Tsam Tanz in der Mongolei

Tsam Tanz in der Mongolei

Der Tsam Tanz existiert schon seit dem 8. Jahrhundert und ist eines der wichtigsten Rituale des tibetischen Buddhismus. Bei diesem Tanz tragen junge Lamas die verschiedensten Kostüme und Masken. Sie stellen Heilige, Teufel, Tiere und Menschen dar. Der Tanz gibt im Grunde die verschiedenen Stadien der buddhistischen Tiere wieder, ob unter gutem oder schlechtem Einfluss und präsentiert uns die Legenden des Buddhismus. Die dargestellten Figuren sind Garudas, Löwen (mächtige Monster des Himmels und der Erde), Hirschen (Schönheitssymbol der Tierwelt) und Krähen (Wahrsager).

Neben dem religiösen Hintergrund gibt es beim Tsam-Tanz einen künstlerischen Aspekt. Bei diesem Ritual wird getanzt, bunte und luxuriöse Kostüme angezogen und philosophische Persönlichkeiten des Buddhismus in Szene gesetzt. Im 19. Jahrhundert tanzten mehr als 500 der 700 Klöster die Zeremonie auf ihre eigene Art und Weise. Jedes der Klöster mit seiner eigenen Auffassung des Tanzes brachte den Menschen verschiedenes Glück.
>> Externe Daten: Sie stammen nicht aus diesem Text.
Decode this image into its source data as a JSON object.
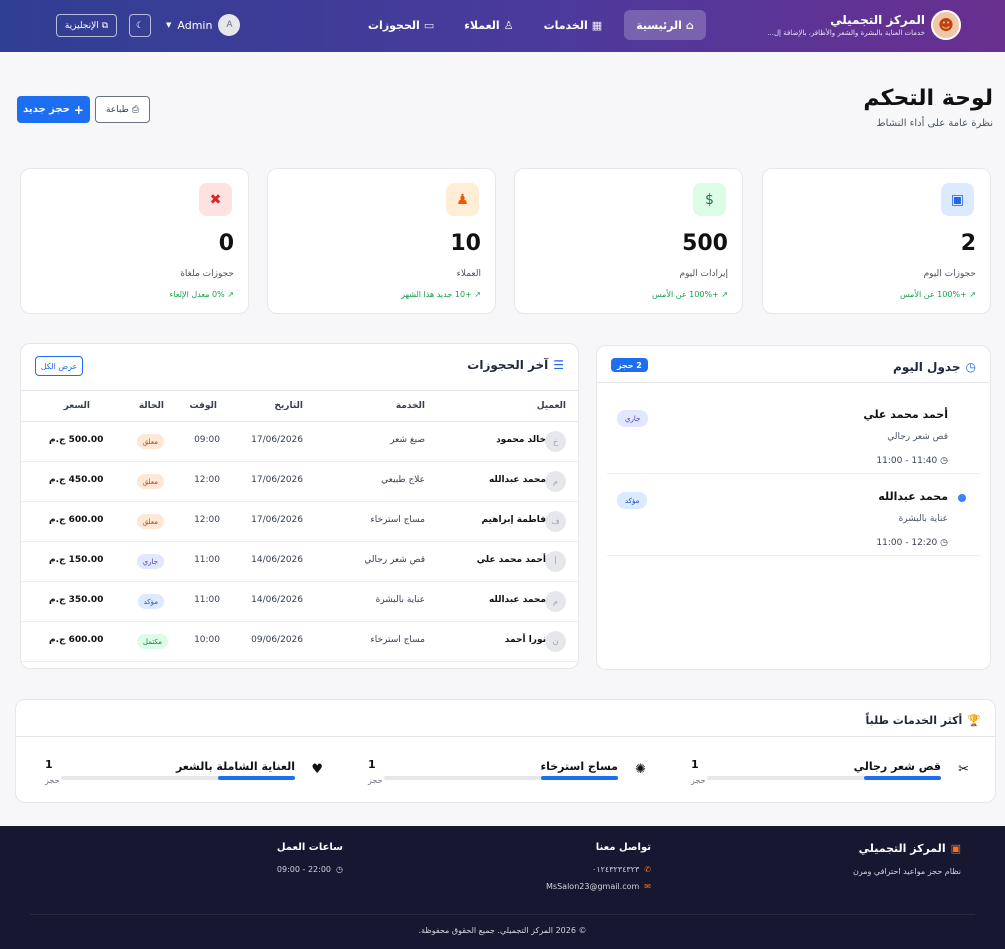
{
  "nav": {
    "brand_name": "المركز التجميلي",
    "brand_desc": "خدمات العناية بالبشرة والشعر والأظافر، بالإضافة إل...",
    "links": [
      {
        "label": "الرئيسية",
        "icon": "⌂"
      },
      {
        "label": "الخدمات",
        "icon": "▦"
      },
      {
        "label": "العملاء",
        "icon": "♙"
      },
      {
        "label": "الحجوزات",
        "icon": "▭"
      }
    ],
    "user": "Admin",
    "user_initial": "A",
    "lang_label": "الإنجليزية",
    "theme_icon": "☾"
  },
  "header": {
    "title": "لوحة التحكم",
    "subtitle": "نظرة عامة على أداء النشاط",
    "new_booking": "حجز جديد",
    "print": "طباعة"
  },
  "stats": [
    {
      "value": "2",
      "label": "حجوزات اليوم",
      "trend": "+100% عن الأمس",
      "icon": "calendar-icon",
      "color": "#2563eb",
      "bg": "#dbeafe"
    },
    {
      "value": "500",
      "label": "إيرادات اليوم",
      "trend": "+100% عن الأمس",
      "icon": "money-icon",
      "color": "#15803d",
      "bg": "#dcfce7"
    },
    {
      "value": "10",
      "label": "العملاء",
      "trend": "+10 جديد هذا الشهر",
      "icon": "users-icon",
      "color": "#ea580c",
      "bg": "#ffedd5"
    },
    {
      "value": "0",
      "label": "حجوزات ملغاة",
      "trend": "0% معدل الإلغاء",
      "icon": "cancel-icon",
      "color": "#dc2626",
      "bg": "#fee2e2"
    }
  ],
  "schedule": {
    "title": "جدول اليوم",
    "count": "2 حجز",
    "items": [
      {
        "name": "أحمد محمد علي",
        "service": "قص شعر رجالي",
        "time": "11:40 - 11:00",
        "status": "جاري"
      },
      {
        "name": "محمد عبدالله",
        "service": "عناية بالبشرة",
        "time": "12:20 - 11:00",
        "status": "مؤكد"
      }
    ]
  },
  "recent": {
    "title": "آخر الحجوزات",
    "view_all": "عرض الكل",
    "columns": [
      "العميل",
      "الخدمة",
      "التاريخ",
      "الوقت",
      "الحالة",
      "السعر"
    ],
    "rows": [
      {
        "initial": "خ",
        "client": "خالد محمود",
        "service": "صبغ شعر",
        "date": "17/06/2026",
        "time": "09:00",
        "status": "معلق",
        "price": "500.00 ج.م"
      },
      {
        "initial": "م",
        "client": "محمد عبدالله",
        "service": "علاج طبيعي",
        "date": "17/06/2026",
        "time": "12:00",
        "status": "معلق",
        "price": "450.00 ج.م"
      },
      {
        "initial": "ف",
        "client": "فاطمة إبراهيم",
        "service": "مساج استرخاء",
        "date": "17/06/2026",
        "time": "12:00",
        "status": "معلق",
        "price": "600.00 ج.م"
      },
      {
        "initial": "أ",
        "client": "أحمد محمد علي",
        "service": "قص شعر رجالي",
        "date": "14/06/2026",
        "time": "11:00",
        "status": "جاري",
        "price": "150.00 ج.م"
      },
      {
        "initial": "م",
        "client": "محمد عبدالله",
        "service": "عناية بالبشرة",
        "date": "14/06/2026",
        "time": "11:00",
        "status": "مؤكد",
        "price": "350.00 ج.م"
      },
      {
        "initial": "ن",
        "client": "نورا أحمد",
        "service": "مساج استرخاء",
        "date": "09/06/2026",
        "time": "10:00",
        "status": "مكتمل",
        "price": "600.00 ج.م"
      }
    ]
  },
  "top_services": {
    "title": "أكثر الخدمات طلباً",
    "items": [
      {
        "name": "قص شعر رجالي",
        "count": "1",
        "unit": "حجز",
        "icon": "scissors-icon",
        "share": 0.33
      },
      {
        "name": "مساج استرخاء",
        "count": "1",
        "unit": "حجز",
        "icon": "spa-icon",
        "share": 0.33
      },
      {
        "name": "العناية الشاملة بالشعر",
        "count": "1",
        "unit": "حجز",
        "icon": "heart-icon",
        "share": 0.33
      }
    ]
  },
  "footer": {
    "brand": "المركز التجميلي",
    "brand_desc": "نظام حجز مواعيد احترافي ومرن",
    "contact_title": "تواصل معنا",
    "phone": "٠١٢٤٣٢٣٤٣٢٣",
    "email": "MsSalon23@gmail.com",
    "hours_title": "ساعات العمل",
    "hours": "22:00 - 09:00",
    "copyright": "© 2026 المركز التجميلي. جميع الحقوق محفوظة."
  }
}
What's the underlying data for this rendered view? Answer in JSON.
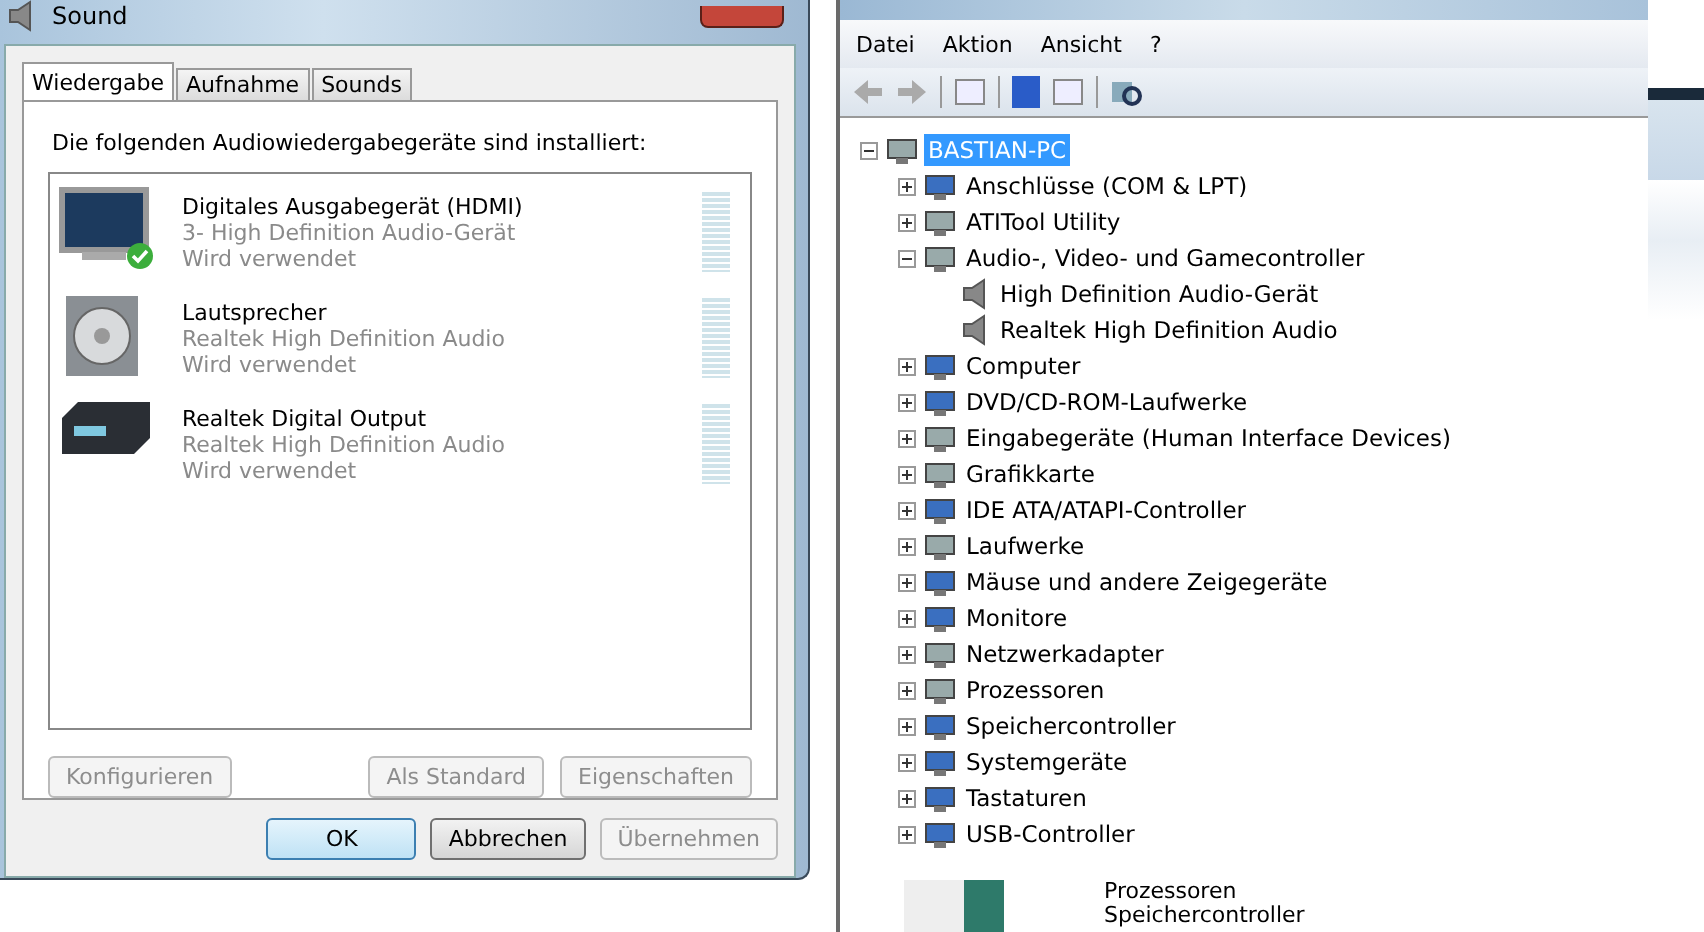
{
  "sound_dialog": {
    "title": "Sound",
    "tabs": [
      {
        "label": "Wiedergabe",
        "selected": true
      },
      {
        "label": "Aufnahme",
        "selected": false
      },
      {
        "label": "Sounds",
        "selected": false
      }
    ],
    "heading": "Die folgenden Audiowiedergabegeräte sind installiert:",
    "devices": [
      {
        "kind": "monitor",
        "name": "Digitales Ausgabegerät (HDMI)",
        "driver": "3- High Definition Audio-Gerät",
        "status": "Wird verwendet",
        "default": true
      },
      {
        "kind": "speaker",
        "name": "Lautsprecher",
        "driver": "Realtek High Definition Audio",
        "status": "Wird verwendet",
        "default": false
      },
      {
        "kind": "receiver",
        "name": "Realtek Digital Output",
        "driver": "Realtek High Definition Audio",
        "status": "Wird verwendet",
        "default": false
      }
    ],
    "panel_buttons": [
      {
        "label": "Konfigurieren",
        "disabled": true
      },
      {
        "label": "Als Standard",
        "disabled": true
      },
      {
        "label": "Eigenschaften",
        "disabled": true
      }
    ],
    "buttons": [
      {
        "label": "OK",
        "disabled": false
      },
      {
        "label": "Abbrechen",
        "disabled": false
      },
      {
        "label": "Übernehmen",
        "disabled": true
      }
    ]
  },
  "device_manager": {
    "menu": [
      "Datei",
      "Aktion",
      "Ansicht",
      "?"
    ],
    "tree": {
      "label": "BASTIAN-PC",
      "selected": true,
      "expanded": true,
      "children": [
        {
          "label": "Anschlüsse (COM & LPT)",
          "selected": false,
          "expanded": false
        },
        {
          "label": "ATITool Utility",
          "selected": false,
          "expanded": false
        },
        {
          "label": "Audio-, Video- und Gamecontroller",
          "selected": false,
          "expanded": true,
          "children": [
            {
              "label": "High Definition Audio-Gerät",
              "selected": false
            },
            {
              "label": "Realtek High Definition Audio",
              "selected": false
            }
          ]
        },
        {
          "label": "Computer",
          "selected": false,
          "expanded": false
        },
        {
          "label": "DVD/CD-ROM-Laufwerke",
          "selected": false,
          "expanded": false
        },
        {
          "label": "Eingabegeräte (Human Interface Devices)",
          "selected": false,
          "expanded": false
        },
        {
          "label": "Grafikkarte",
          "selected": false,
          "expanded": false
        },
        {
          "label": "IDE ATA/ATAPI-Controller",
          "selected": false,
          "expanded": false
        },
        {
          "label": "Laufwerke",
          "selected": false,
          "expanded": false
        },
        {
          "label": "Mäuse und andere Zeigegeräte",
          "selected": false,
          "expanded": false
        },
        {
          "label": "Monitore",
          "selected": false,
          "expanded": false
        },
        {
          "label": "Netzwerkadapter",
          "selected": false,
          "expanded": false
        },
        {
          "label": "Prozessoren",
          "selected": false,
          "expanded": false
        },
        {
          "label": "Speichercontroller",
          "selected": false,
          "expanded": false
        },
        {
          "label": "Systemgeräte",
          "selected": false,
          "expanded": false
        },
        {
          "label": "Tastaturen",
          "selected": false,
          "expanded": false
        },
        {
          "label": "USB-Controller",
          "selected": false,
          "expanded": false
        }
      ]
    }
  },
  "fragment": {
    "items": [
      "Prozessoren",
      "Speichercontroller"
    ]
  }
}
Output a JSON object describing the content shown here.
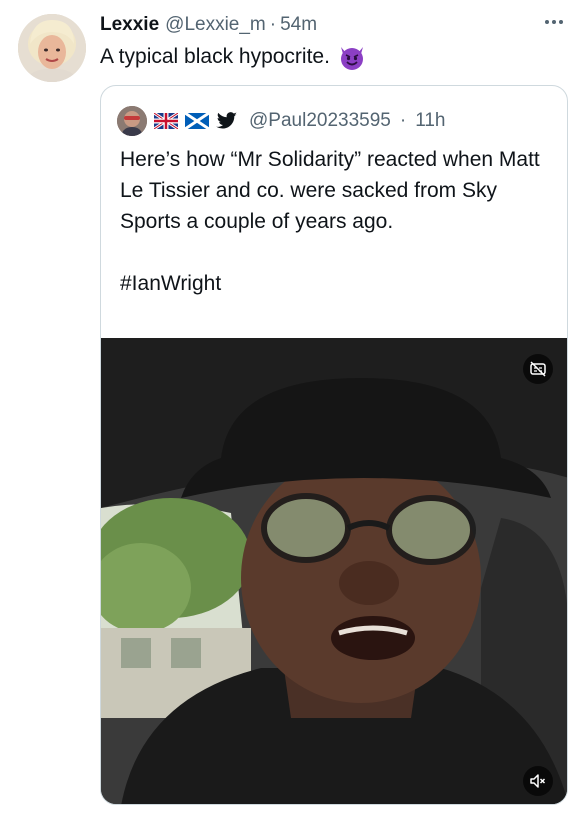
{
  "tweet": {
    "author_name": "Lexxie",
    "author_handle": "@Lexxie_m",
    "separator": "·",
    "time": "54m",
    "text": "A typical black hypocrite.",
    "emoji": "smiling-face-with-horns-emoji"
  },
  "quoted_tweet": {
    "flags": [
      "uk-flag",
      "scotland-flag"
    ],
    "bird_icon": "twitter-bird-icon",
    "handle": "@Paul20233595",
    "separator": "·",
    "time": "11h",
    "text": "Here’s how “Mr Solidarity” reacted when Matt Le Tissier and co. were sacked from Sky Sports a couple of years ago.",
    "hashtag": "#IanWright"
  },
  "media": {
    "type": "video",
    "description_icon_top": "captions-off-icon",
    "description_icon_bottom": "muted-speaker-icon"
  },
  "colors": {
    "text_primary": "#0f1419",
    "text_secondary": "#536471",
    "border": "#cfd9de",
    "emoji_purple": "#8b3fc4"
  }
}
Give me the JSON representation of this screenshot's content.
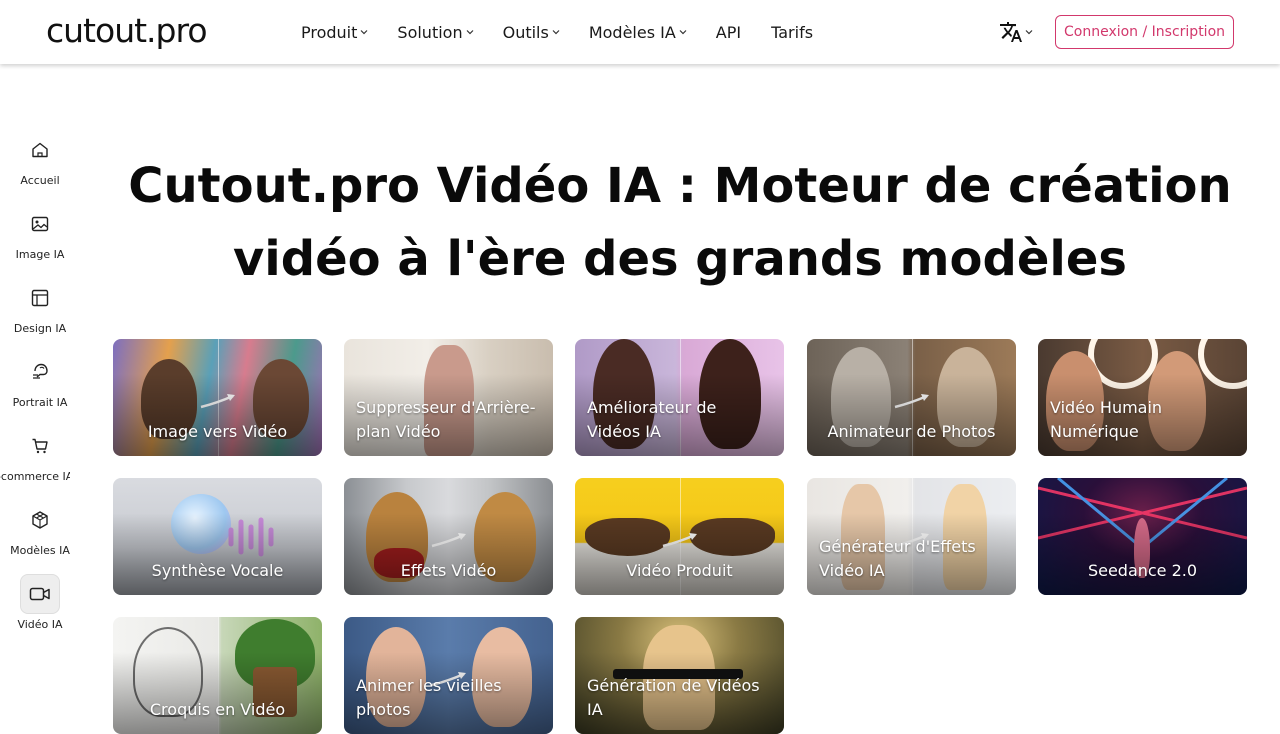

Heute kann man sich die Kostüme und Masken des Tsam Tanzes des frühen 20. Jahrhunderts in Museen anschauen gehen. Das bekannteste unter ihnen ist das Choijin-Lama-Museum in Ulan Bator. Einige der Kostüme wurden vor nicht all zu langer Zeit erst wiederverwendet, um die Tsam-Zeremonie wieder aufleben zu lassen (während der sozialistischen Periode nahm sie stark an Wert ab).